E para fechar, conto o terceiro golpe recebido. Essa
foi como um tiro com bala de prata na alma de um lobisomem. Me matou. Já contei
esse caso aqui no blog quando resenhei o livro “Mundo Perdido” de Michael
Crichton, mas a situação foi tão sui generis que merece ser relembrada. Infelizmente
existem muitas pessoas que deixam de ler um livro só porque a sua história foi
adaptada para o cinema. Elas preferem assistir ao invés de ler o enredo. Talvez
por impaciência de encarar 300, 800 ou até 1.000 páginas ou então, simplesmente
porque não gostam de ler.
Não sei porque tenho uma sorte nada agradável em
encontrar pessoas que pensam dessa maneira. Para elas, basta assistir um filme
para dispensar a leitura do livro. Todas as vezes que tentei argumentar com
elas acabei me dando mal. Cheguei à conclusão que a maioria daqueles que tem
essa ideologia, são muito intransigentes e não aceitam em hipótese alguma uma
contra-argumentação, do tipo: “olha fulano, acho que o enredo do livro é mais
completo do que o seu roteiro adaptado para as telonas” e por aí afora. Então,
quando insistimos, a coisa complica. Por isso, quando encontro alguém com essa
linha de raciocínio e o papo sobre o assunto começa a rolar, apenas ouço, ouço
e ouço... nada mais. Evito entrar em detalhes, como fiz há muito tempo quando
estava num ônibus seguindo para São Paulo numa noite chuvosa.
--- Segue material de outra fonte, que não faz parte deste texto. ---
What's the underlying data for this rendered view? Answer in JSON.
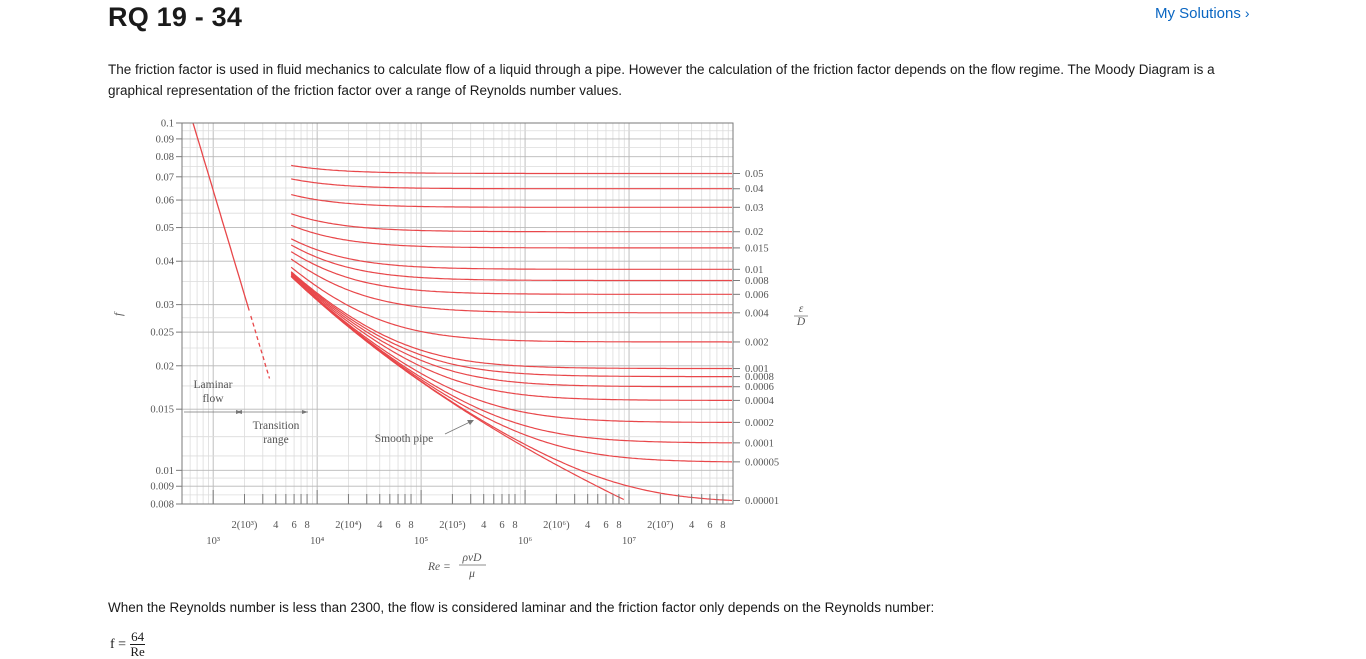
{
  "header": {
    "title": "RQ 19 - 34",
    "my_solutions_label": "My Solutions",
    "my_solutions_icon": "chevron-right-icon"
  },
  "intro_text": "The friction factor is used in fluid mechanics to calculate flow of a liquid through a pipe. However the calculation of the friction factor depends on the flow regime. The Moody Diagram is a graphical representation of the friction factor over a range of Reynolds number values.",
  "diagram": {
    "y_axis_label": "f",
    "right_axis_label_num": "ε",
    "right_axis_label_den": "D",
    "x_formula_lhs": "Re =",
    "x_formula_num": "ρvD",
    "x_formula_den": "μ",
    "laminar_label_1": "Laminar",
    "laminar_label_2": "flow",
    "transition_label_1": "Transition",
    "transition_label_2": "range",
    "smooth_pipe_label": "Smooth pipe",
    "y_ticks": [
      "0.1",
      "0.09",
      "0.08",
      "0.07",
      "0.06",
      "0.05",
      "0.04",
      "0.03",
      "0.025",
      "0.02",
      "0.015",
      "0.01",
      "0.009",
      "0.008"
    ],
    "x_decade_labels": [
      "10³",
      "10⁴",
      "10⁵",
      "10⁶",
      "10⁷"
    ],
    "x_minor_labels": [
      "2(10³)",
      "4",
      "6",
      "8",
      "2(10⁴)",
      "4",
      "6",
      "8",
      "2(10⁵)",
      "4",
      "6",
      "8",
      "2(10⁶)",
      "4",
      "6",
      "8",
      "2(10⁷)",
      "4",
      "6",
      "8"
    ],
    "roughness_labels": [
      "0.05",
      "0.04",
      "0.03",
      "0.02",
      "0.015",
      "0.01",
      "0.008",
      "0.006",
      "0.004",
      "0.002",
      "0.001",
      "0.0008",
      "0.0006",
      "0.0004",
      "0.0002",
      "0.0001",
      "0.00005",
      "0.00001"
    ],
    "curve_color": "#e8474a"
  },
  "laminar_note": "When the Reynolds number is less than 2300, the flow is considered laminar and the friction factor only depends on the Reynolds number:",
  "formula": {
    "lhs": "f =",
    "numerator": "64",
    "denominator": "Re"
  }
}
Meu companheiro de viagem, além de um senhor calvo de
aproximadamente 40 anos sentado ao meu lado, era o livro Mundo Perdido, de Michael Crichton. Cara! Eu não estava lendo,
estava devorando com avidez as suas páginas, não me incomodando nem um pouco com
a rala “iluminação”. Inesperadamente, o senhor calvo, engravatado e bem
vestido, com pinta de executivo, disparou a bomba: - “Para que ficar sofrendo
nessa semi-escuridão, assiste ao filme que é a mesma coisa”. Depois desse
petardo, esperei um pouco até passar o atordoamento e perguntei: “O senhor já
leu o livro”? De imediato, ele respondeu: “Claro que não! Pra que perder tempo
se eu tenho o cinema? Tudo o que está nessas páginas eu já vi”. Bem, depois
desse massacre me senti o próprio soldado combatente estirado no fundo de uma
trincheira, com o corpo despedaçado por um morteiro. Então, pensei com os meus
botões: “pobre coitado, mal sabe ele que assistiu a um filme que não tem nada a
ver com o livro de Michael Crichton; uma história completamente diferente”.
Melhor deixa-lo na luz da sua ignorância e, assim, continuei devorando a obra.
Este fato rolou na época do lançamento de Mundo
Perdido nos cinemas.
Pois é galera, nós devoradores de livros, muitas
vezes, somos obrigados a ter uma paciência de Jó.